The Washington Post editors start strong, appearing to be raising their first real criticism of the new administration:
President-elect Barack Obama is executing the pirouette familiar to politicians who inveigh against Washington: First you run against its insiders, then you hire them. During the campaign, the candidate made some overly broad promises about ejecting lobbyists from the government (“When I am president, they won’t find a job in my White House”) and flayed John McCain for being surrounded by phalanxes of them. Now, as president-elect, he is trying to adjust those declarations to the reality that an absolute ban on lobbyists would be both unnecessary and self-defeating.
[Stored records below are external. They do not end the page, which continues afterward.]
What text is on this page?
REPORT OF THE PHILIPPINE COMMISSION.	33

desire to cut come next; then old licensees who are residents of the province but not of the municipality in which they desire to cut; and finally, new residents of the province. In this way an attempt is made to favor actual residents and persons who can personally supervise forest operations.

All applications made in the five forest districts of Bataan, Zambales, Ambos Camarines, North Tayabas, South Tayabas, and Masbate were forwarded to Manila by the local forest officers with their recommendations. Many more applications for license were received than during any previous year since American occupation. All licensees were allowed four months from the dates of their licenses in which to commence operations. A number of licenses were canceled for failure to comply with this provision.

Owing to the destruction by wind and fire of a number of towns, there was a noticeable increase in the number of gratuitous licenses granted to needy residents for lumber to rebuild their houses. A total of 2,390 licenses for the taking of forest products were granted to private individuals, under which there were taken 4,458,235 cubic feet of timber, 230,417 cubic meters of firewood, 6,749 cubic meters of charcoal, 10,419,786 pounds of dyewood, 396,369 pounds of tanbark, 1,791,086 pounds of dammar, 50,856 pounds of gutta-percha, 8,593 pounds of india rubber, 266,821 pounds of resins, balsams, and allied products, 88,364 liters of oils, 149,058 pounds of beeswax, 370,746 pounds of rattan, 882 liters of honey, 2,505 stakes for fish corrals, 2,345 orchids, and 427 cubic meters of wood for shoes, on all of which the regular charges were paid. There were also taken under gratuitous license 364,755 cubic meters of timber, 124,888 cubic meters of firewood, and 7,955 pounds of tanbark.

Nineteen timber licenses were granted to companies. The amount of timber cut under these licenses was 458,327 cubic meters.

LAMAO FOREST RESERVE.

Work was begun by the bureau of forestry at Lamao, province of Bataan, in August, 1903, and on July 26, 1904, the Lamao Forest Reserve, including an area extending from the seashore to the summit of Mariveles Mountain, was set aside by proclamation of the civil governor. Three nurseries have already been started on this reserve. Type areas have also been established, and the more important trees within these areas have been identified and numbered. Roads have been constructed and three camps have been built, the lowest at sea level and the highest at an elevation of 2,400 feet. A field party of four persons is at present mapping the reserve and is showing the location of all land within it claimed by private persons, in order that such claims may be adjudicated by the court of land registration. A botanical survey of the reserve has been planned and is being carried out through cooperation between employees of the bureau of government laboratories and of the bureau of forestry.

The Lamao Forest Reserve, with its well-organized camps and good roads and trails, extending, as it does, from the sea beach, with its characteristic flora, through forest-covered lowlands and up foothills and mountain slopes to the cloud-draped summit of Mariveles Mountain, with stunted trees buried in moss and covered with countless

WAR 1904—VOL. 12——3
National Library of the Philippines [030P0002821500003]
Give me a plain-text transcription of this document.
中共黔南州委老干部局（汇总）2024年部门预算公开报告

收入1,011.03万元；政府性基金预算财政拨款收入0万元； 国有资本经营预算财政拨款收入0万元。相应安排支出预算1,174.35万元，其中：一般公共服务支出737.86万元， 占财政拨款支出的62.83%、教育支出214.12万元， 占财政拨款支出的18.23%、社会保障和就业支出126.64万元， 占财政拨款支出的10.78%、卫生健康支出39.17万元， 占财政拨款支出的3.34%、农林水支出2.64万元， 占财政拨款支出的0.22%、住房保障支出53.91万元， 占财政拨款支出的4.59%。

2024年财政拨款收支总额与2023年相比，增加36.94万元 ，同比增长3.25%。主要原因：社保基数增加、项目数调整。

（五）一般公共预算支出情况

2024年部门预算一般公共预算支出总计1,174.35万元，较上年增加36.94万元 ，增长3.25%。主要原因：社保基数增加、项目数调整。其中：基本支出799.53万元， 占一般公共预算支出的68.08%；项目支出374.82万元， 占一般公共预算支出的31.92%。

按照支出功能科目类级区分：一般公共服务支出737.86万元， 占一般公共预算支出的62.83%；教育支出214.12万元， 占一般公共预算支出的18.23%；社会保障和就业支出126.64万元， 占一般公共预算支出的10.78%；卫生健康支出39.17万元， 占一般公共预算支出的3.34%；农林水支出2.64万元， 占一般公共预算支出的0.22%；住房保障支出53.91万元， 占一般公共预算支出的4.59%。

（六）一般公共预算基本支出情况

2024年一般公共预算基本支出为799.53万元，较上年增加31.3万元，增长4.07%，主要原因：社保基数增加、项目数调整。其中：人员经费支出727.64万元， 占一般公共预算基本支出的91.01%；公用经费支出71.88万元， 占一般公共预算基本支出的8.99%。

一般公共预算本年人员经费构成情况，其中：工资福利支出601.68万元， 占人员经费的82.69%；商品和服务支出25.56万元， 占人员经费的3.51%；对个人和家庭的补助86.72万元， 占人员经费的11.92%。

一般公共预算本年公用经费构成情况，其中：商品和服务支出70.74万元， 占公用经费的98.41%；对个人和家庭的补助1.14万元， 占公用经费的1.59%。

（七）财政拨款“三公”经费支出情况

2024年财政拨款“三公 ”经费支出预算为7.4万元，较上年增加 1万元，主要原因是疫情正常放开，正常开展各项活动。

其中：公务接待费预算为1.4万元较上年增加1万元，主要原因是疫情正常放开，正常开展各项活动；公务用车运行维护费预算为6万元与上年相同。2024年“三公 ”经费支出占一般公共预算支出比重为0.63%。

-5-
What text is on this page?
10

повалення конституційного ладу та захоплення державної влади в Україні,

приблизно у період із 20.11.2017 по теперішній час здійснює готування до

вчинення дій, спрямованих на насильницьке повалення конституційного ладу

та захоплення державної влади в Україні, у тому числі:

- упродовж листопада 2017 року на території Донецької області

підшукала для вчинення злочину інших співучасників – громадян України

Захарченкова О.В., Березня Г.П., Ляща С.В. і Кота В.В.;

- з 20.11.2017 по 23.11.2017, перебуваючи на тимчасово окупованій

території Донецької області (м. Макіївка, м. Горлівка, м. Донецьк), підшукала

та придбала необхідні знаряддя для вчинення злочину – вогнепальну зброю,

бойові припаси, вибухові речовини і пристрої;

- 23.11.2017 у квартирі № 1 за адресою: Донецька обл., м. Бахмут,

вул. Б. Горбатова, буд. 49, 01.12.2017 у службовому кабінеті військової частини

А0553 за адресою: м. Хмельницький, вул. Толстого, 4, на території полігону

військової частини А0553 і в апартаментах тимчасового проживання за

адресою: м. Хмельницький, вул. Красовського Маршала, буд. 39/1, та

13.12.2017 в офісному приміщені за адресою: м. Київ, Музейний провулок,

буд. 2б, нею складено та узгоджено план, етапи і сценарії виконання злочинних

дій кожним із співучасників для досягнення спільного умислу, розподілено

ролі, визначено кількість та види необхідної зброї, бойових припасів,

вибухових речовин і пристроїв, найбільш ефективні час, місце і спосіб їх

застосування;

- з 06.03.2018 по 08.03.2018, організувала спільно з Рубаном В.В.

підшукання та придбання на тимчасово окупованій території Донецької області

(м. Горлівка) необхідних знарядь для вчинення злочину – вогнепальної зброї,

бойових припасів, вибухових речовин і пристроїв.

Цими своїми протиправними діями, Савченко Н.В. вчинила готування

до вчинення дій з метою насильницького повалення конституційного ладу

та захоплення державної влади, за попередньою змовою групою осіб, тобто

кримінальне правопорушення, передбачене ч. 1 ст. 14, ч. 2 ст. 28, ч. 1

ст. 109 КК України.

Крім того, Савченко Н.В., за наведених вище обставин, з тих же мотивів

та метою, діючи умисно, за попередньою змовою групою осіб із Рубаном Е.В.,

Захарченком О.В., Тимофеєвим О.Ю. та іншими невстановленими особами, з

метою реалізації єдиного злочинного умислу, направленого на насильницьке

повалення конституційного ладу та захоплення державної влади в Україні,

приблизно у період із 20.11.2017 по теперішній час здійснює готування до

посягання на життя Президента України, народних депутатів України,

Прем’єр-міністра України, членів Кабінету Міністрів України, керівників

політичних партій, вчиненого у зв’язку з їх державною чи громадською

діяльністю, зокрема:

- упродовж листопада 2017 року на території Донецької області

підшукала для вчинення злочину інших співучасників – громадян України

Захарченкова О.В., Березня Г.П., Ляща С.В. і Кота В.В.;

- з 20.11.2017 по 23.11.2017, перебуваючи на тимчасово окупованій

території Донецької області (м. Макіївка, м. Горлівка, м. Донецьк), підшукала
But the Post’s editors can’t quite bring themselves to raise specific cases or question how, for example, healthcare lobbyist (they call him a “consultant,” but let’s get real) Tom Daschle can pass the test. They don’t explain, let alone identify, the members of the transition team who come with “a complicated tangle of ties to private influence-seekers.”
They do manage to throw out this vague admonition:
These rules can be criticized as either overly stringent or unduly lax. On the stringent side, it seems silly to prohibit lobbyists from giving advice in the very fields of their expertise; well-qualified advisers will no doubt be excluded as a result. And it seems similarly odd to single out lobbyists for special prohibitions, when, say, union leaders are free under the rules to give advice on the Labor Department transition or pharmaceutical company executives are permitted to participate in the health-care review.
But they don’t name names, and they leave the reader confused as to whether President-elect Obama successfully navigated these traps. This, I suspect, will be par for the course for some time. Things will be “of concern,” and items will be “worth further thought,” but no exacting inquiry will be forthcoming. The media is still in full swoon. It will take years for them to return to the blunt talk and sharp critiques which they regularly delivered to other presidents.